In recent years, the scale of Private Equity (PE) investment into the UK travel sector has been phenomenal. Tour operators and travel agencies have been changing hands at an unprecedented rate and the majority of the funds are coming from.
It is tempting to lump all PE investments together as one homogenous investment type, but in reality, there are many differences between the PE funds, the deal structure and their business plans.
One way to dissect the long list of transactions is by the following three investment stages:
Primary buyouts –where a PE fund acquires a stake in the business from the original founders.
Corporate carve-outs – where a PE fund extracts a trading division out of a larger corporation.

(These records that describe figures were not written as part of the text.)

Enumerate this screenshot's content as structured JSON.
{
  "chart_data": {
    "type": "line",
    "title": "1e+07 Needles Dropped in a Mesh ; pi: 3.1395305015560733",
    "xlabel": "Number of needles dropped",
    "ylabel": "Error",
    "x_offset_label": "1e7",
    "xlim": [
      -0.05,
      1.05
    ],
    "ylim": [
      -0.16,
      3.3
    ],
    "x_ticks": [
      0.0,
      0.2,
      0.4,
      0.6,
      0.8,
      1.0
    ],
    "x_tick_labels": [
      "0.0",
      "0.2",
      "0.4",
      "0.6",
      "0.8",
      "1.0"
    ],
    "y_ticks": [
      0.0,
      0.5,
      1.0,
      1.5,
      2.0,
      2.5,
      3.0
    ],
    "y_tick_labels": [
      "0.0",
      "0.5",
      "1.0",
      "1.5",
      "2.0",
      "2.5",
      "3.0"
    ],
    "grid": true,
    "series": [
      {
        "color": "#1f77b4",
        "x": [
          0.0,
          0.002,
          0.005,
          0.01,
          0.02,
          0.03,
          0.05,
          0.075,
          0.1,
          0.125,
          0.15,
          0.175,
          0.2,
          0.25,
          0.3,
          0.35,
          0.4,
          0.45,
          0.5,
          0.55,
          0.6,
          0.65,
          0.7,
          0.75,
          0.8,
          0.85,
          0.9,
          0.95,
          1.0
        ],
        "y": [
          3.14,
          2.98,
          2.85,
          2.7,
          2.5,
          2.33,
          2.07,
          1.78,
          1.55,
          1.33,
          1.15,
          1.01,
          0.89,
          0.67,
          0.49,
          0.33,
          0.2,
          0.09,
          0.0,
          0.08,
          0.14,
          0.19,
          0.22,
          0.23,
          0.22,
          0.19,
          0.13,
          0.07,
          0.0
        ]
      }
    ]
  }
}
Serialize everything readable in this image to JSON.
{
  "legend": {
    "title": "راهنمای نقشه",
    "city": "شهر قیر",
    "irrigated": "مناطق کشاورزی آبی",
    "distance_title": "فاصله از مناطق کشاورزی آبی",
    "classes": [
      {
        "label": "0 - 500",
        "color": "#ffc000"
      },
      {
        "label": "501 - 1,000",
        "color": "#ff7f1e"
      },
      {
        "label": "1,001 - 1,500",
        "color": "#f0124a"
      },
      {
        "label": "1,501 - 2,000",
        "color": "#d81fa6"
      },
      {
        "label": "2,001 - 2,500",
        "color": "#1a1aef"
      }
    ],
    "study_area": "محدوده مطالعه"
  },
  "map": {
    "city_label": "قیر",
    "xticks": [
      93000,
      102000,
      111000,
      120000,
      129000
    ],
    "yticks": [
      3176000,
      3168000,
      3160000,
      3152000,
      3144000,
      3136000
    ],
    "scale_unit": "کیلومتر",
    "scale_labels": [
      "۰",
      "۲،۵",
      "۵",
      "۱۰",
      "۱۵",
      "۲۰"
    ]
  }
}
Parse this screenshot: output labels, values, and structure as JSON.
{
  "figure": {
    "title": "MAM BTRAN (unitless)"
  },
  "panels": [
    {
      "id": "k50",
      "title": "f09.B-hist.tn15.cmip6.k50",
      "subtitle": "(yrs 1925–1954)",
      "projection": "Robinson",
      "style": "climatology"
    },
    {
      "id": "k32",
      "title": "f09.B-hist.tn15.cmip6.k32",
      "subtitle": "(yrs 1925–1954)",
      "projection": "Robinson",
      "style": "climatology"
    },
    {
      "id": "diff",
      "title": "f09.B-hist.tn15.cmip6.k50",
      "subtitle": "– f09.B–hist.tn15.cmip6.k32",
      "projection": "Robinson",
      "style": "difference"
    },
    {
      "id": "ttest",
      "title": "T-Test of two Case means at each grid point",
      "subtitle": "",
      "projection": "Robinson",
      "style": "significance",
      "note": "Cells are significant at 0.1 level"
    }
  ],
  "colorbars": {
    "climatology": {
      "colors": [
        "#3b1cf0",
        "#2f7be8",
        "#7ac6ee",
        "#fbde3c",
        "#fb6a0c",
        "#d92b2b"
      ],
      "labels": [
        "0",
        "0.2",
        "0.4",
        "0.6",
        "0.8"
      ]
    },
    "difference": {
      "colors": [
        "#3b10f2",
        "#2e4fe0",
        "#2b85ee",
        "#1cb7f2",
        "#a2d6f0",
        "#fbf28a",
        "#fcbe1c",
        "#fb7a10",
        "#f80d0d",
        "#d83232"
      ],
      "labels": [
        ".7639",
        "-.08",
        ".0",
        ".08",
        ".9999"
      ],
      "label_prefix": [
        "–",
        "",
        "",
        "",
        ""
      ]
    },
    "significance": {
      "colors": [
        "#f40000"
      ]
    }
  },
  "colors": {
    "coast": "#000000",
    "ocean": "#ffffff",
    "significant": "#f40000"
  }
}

Secondary buyouts – where a PE fund acquires a stake in a business from another PE fund.
The info-graph below shows a selection of recent transactions in the UK travel sector by each investment stage.
Many businesses fall into more than one stage, having been through more than one transaction in recent years. Investing at each of these stages attracts different types and sizes of PE fund and requires very different investor skill sets. For example:
– An owner-managed business that is acquired through a leveraged buy-out is likely to need a PE investor who can help professionalise their processes. Scaling up a business while coping with bank covenants and debt repayments requires accurate budgeting and rigorous cash flow management.
– Corporate Carve-Outs often need a PE investor who can help rebuild whole business functions. For example, when Neilson was acquired by Risk Capital Partners from the Thomas Cook Group, there was no directly employed staff, no bank account, and was heavily reliant on its former owner for its flights and distribution through travel agents.
– Secondary buyouts may require a PE investor who can help with international expansion, or assist with bolt-on acquisitions as part of their growth strategy. Neilson’s secondary acquisition by LDC is a good example of this. As are Travel Counsellors, Great Rail Journeys, Riviera Tours and Audley.
For the travel sector to continue attracting entrepreneurs with ideas and innovation, it is vital that it continues to be seen as investable, and capable of delivering profitable returns.
It’s encouraging that there are so many transactions across all 3 of these stages. However, the best proof is the healthy number of Primary investors successfully selling to Secondary investors. For those PE funds looking at travel for the first time, nothing breeds confidence like a successful exit.